Les citoyens doivent-ils contrôler les politiques ? Réflexion sur la “dokimasie” à Athènes

Ce midi, l’émission radio #Débats1 (sur La Première – RTBF) posera cette question : “Les citoyens doivent-ils pouvoir contrôler les politiques ?”
 
… Voilà une question qui en apprend surtout beaucoup sur l’état de nos démocraties, comme si on avait oublié que ça en était, précisément, un des fondements.
 
On sait par exemple que les Athéniens considéraient le contrôle de l’exercice du pouvoir par le “démos”, comme un pilier du régime démocratique. Les dirigeants de la Cité étaient effectivement soumis à un contrôle strict de leur action.
 
Eschine (dans son fameux discours “Contre Ctésiphon”) explique :
Dans une Cité si ancienne et si grande, personne n’est soustrait à l’obligation de rendre ses comptes d’entre ceux qui touchent de près ou de loin aux affaires publiques“.
 
Et comme c’est souvent le cas, c’était institutionnalisé. Ca s’appelait la “DOKIMASIE” (en grec ancien : δοκιμασία), qui consistait en un examen approfondi du futur dirigeant, entre sa désignation et son entrée en fonction ! Aristote décrit très bien cette procédure dans sa “Constitution d’Athènes” (chap. LV) :
“Car tous les magistrats, soit désignés par le sort, soit élus, n’entrent en charge qu’après avoir été soumis à un examen”.
 
La dokimasie est conçue comme un garde-fou contre les effets non-désirés du tirage au sort, c’était une sorte d'”auto-contrôle du système” (Dabdab Trabulsi, 2006:204)*.
 
Mais sur quoi portait cet examen ? C’est là que c’est encore plus intéressant ! 😉 Sur :
  • La moralité de l’élu
  • Des questions fiscales : payait-il bien ses impôts ? Etc.

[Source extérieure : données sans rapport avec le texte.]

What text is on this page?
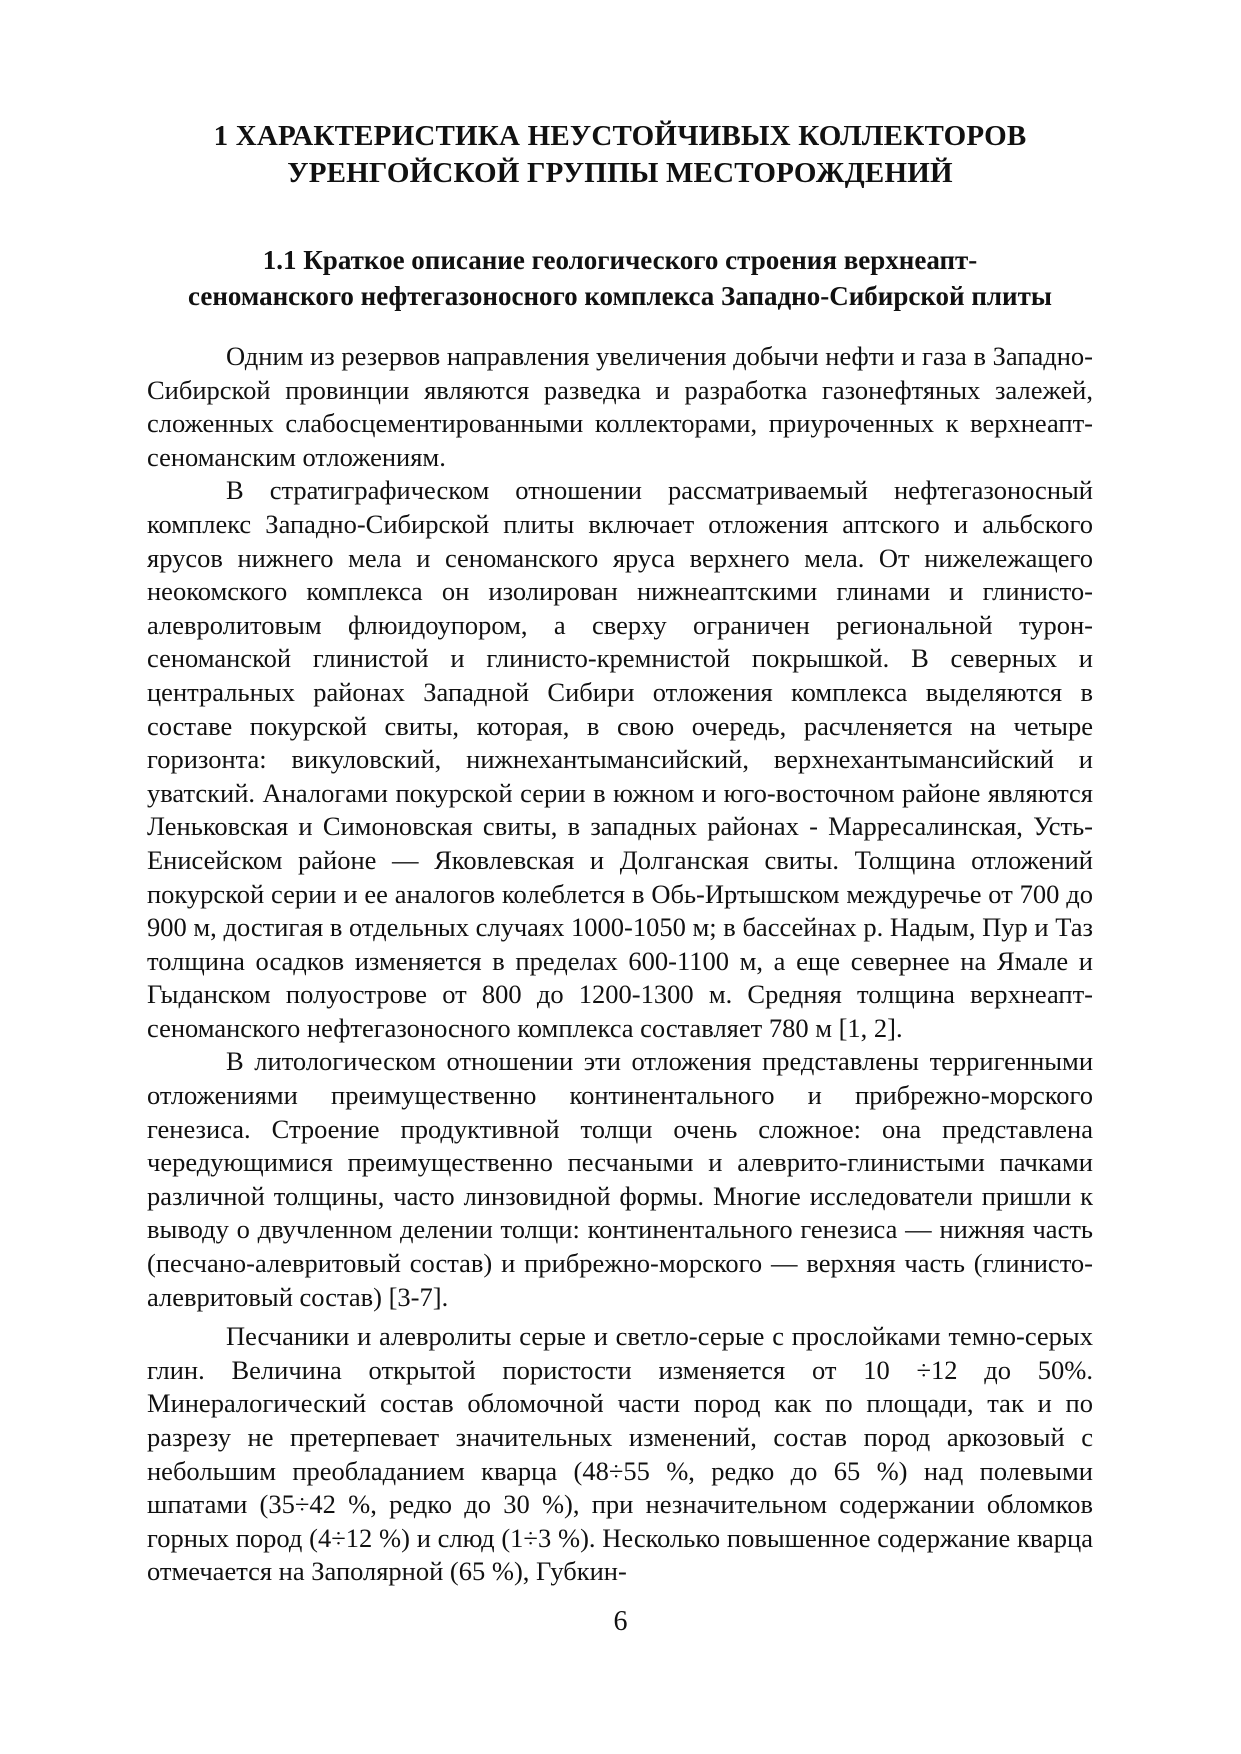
1 ХАРАКТЕРИСТИКА НЕУСТОЙЧИВЫХ КОЛЛЕКТОРОВ
УРЕНГОЙСКОЙ ГРУППЫ МЕСТОРОЖДЕНИЙ
1.1 Краткое описание геологического строения верхнеапт-
сеноманского нефтегазоносного комплекса Западно-Сибирской плиты

Одним из резервов направления увеличения добычи нефти и газа в Западно-Сибирской провинции являются разведка и разработка газонефтяных залежей, сложенных слабосцементированными коллекторами, приуроченных к верхнеапт-сеноманским отложениям.

В стратиграфическом отношении рассматриваемый нефтегазоносный комплекс Западно-Сибирской плиты включает отложения аптского и альбского ярусов нижнего мела и сеноманского яруса верхнего мела. От нижележащего неокомского комплекса он изолирован нижнеаптскими глинами и глинисто-алевролитовым флюидоупором, а сверху ограничен региональной турон-сеноманской глинистой и глинисто-кремнистой покрышкой. В северных и центральных районах Западной Сибири отложения комплекса выделяются в составе покурской свиты, которая, в свою очередь, расчленяется на четыре горизонта: викуловский, нижнехантымансийский, верхнехантымансийский и уватский. Аналогами покурской серии в южном и юго-восточном районе являются Леньковская и Симоновская свиты, в западных районах - Марресалинская, Усть-Енисейском районе — Яковлевская и Долганская свиты. Толщина отложений покурской серии и ее аналогов колеблется в Обь-Иртышском междуречье от 700 до 900 м, достигая в отдельных случаях 1000-1050 м; в бассейнах р. Надым, Пур и Таз толщина осадков изменяется в пределах 600-1100 м, а еще севернее на Ямале и Гыданском полуострове от 800 до 1200-1300 м. Средняя толщина верхнеапт-сеноманского нефтегазоносного комплекса составляет 780 м [1, 2].

В литологическом отношении эти отложения представлены терригенными отложениями преимущественно континентального и прибрежно-морского генезиса. Строение продуктивной толщи очень сложное: она представлена чередующимися преимущественно песчаными и алеврито-глинистыми пачками различной толщины, часто линзовидной формы. Многие исследователи пришли к выводу о двучленном делении толщи: континентального генезиса — нижняя часть (песчано-алевритовый состав) и прибрежно-морского — верхняя часть (глинисто-алевритовый состав) [3-7].

Песчаники и алевролиты серые и светло-серые с прослойками темно-серых глин. Величина открытой пористости изменяется от 10 ÷12 до 50%. Минералогический состав обломочной части пород как по площади, так и по разрезу не претерпевает значительных изменений, состав пород аркозовый с небольшим преобладанием кварца (48÷55 %, редко до 65 %) над полевыми шпатами (35÷42 %, редко до 30 %), при незначительном содержании обломков горных пород (4÷12 %) и слюд (1÷3 %). Несколько повышенное содержание кварца отмечается на Заполярной (65 %), Губкин-

6
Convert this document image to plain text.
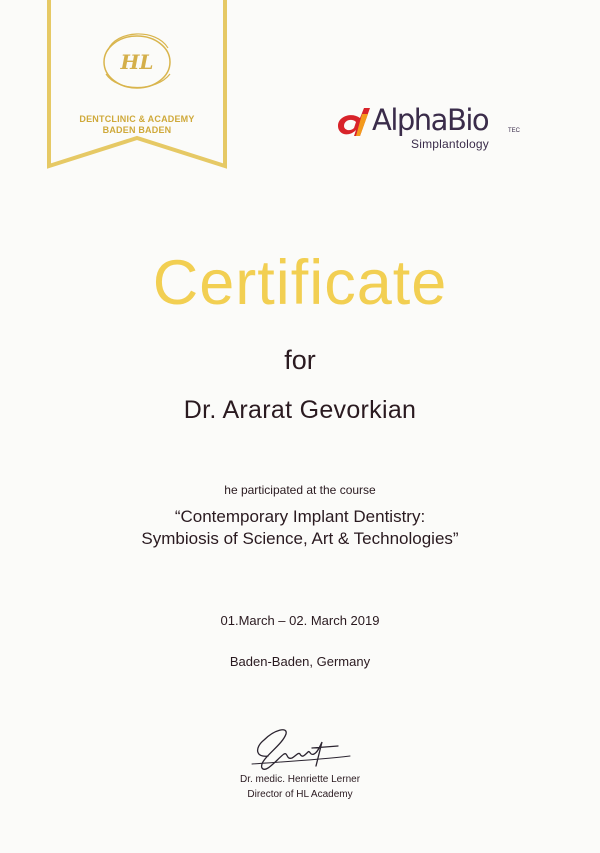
HL
DENTCLINIC & ACADEMY
BADEN BADEN	AlphaBio	TEC
Simplantology
Certificate
for
Dr. Ararat Gevorkian
he participated at the course
“Contemporary Implant Dentistry:
Symbiosis of Science, Art & Technologies”
01.March – 02. March 2019
Baden-Baden, Germany
Dr. medic. Henriette Lerner
Director of HL Academy
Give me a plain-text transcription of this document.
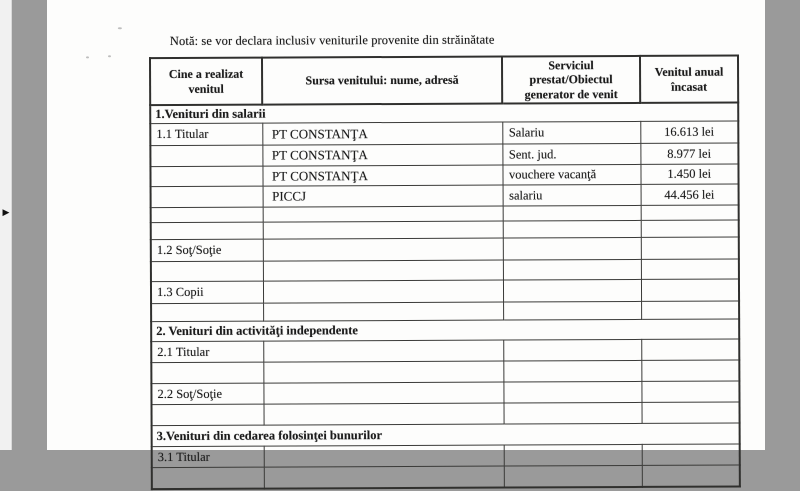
▶
Notă: se vor declara inclusiv veniturile provenite din străinătate
Cine a realizat venitul	Sursa venitului: nume, adresă	Serviciul prestat/Obiectul generator de venit	Venitul anual încasat
1.Venituri din salarii			
1.1 Titular	PT CONSTANŢA	Salariu	16.613 lei
	PT CONSTANŢA	Sent. jud.	8.977 lei
	PT CONSTANŢA	vouchere vacanţă	1.450 lei
	PICCJ	salariu	44.456 lei

1.2 Soţ/Soţie			

1.3 Copii			

2. Venituri din activităţi independente			
2.1 Titular			

2.2 Soţ/Soţie			

3.Venituri din cedarea folosinţei bunurilor			
3.1 Titular			
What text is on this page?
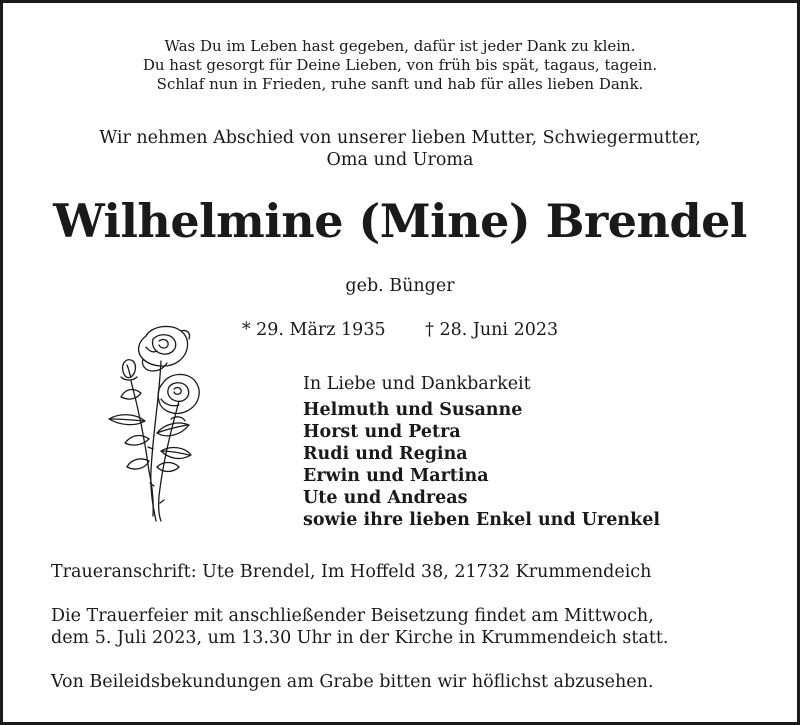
Was Du im Leben hast gegeben, dafür ist jeder Dank zu klein.
Du hast gesorgt für Deine Lieben, von früh bis spät, tagaus, tagein.
Schlaf nun in Frieden, ruhe sanft und hab für alles lieben Dank.
Wir nehmen Abschied von unserer lieben Mutter, Schwiegermutter,
Oma und Uroma
Wilhelmine (Mine) Brendel
geb. Bünger
* 29. März 1935 † 28. Juni 2023
In Liebe und Dankbarkeit
Helmuth und Susanne
Horst und Petra
Rudi und Regina
Erwin und Martina
Ute und Andreas
sowie ihre lieben Enkel und Urenkel

Traueranschrift: Ute Brendel, Im Hoffeld 38, 21732 Krummendeich

Die Trauerfeier mit anschließender Beisetzung findet am Mittwoch,
dem 5. Juli 2023, um 13.30 Uhr in der Kirche in Krummendeich statt.

Von Beileidsbekundungen am Grabe bitten wir höflichst abzusehen.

  • Sa loyauté démocratique (dont la protection des faibles, etc…)
  • Ou encore l’incompatibilité de certains cumuls ! (poke Cumuleo !!) 😉
La dokimasie permettait donc de s’assurer, avant même son entrée en fonction, que le futur dirigeant était avant tout un bon citoyen, et c’est une instance liée au Tribunal du peuple, qui s’en assurait.
 
Alors, oui, historiquement, les citoyens doivent pouvoir contrôler les politiques. C’est précisément le fait qu’on l’ait un peu perdu qui pose problème. Heureusement, des initiatives comme Cumuleo, Transparencia, Belvox viennent ramener un peu de fondement démocratique en Belgique, et sont suivis par de nombreux partis émergents, comme Oxygène pour ne citer qu’eux…
 
J’ai en tout cas hâte d’écouter cette émission !! 🙂
 
*Comme le rajoute Dabdab Trabulsi (2006), la dokimasie pouvait s’avérer être une forme d’ “ostracisme préventif”, contre les oligarques plutôt que contre les éventuels candidats à la tyrannie. J’ai déjà eu l’occasion d’expliquer brièvement ici l’intérêt de l’”ostracisme” pour assurer le renouvellement du pouvoir
 
Source : Dabdab Trabulsi, J.A. (2006) “Participation directe et démocratie grecque. Une histoire exemplaire ?”, Presses Univ. Franche-Comté.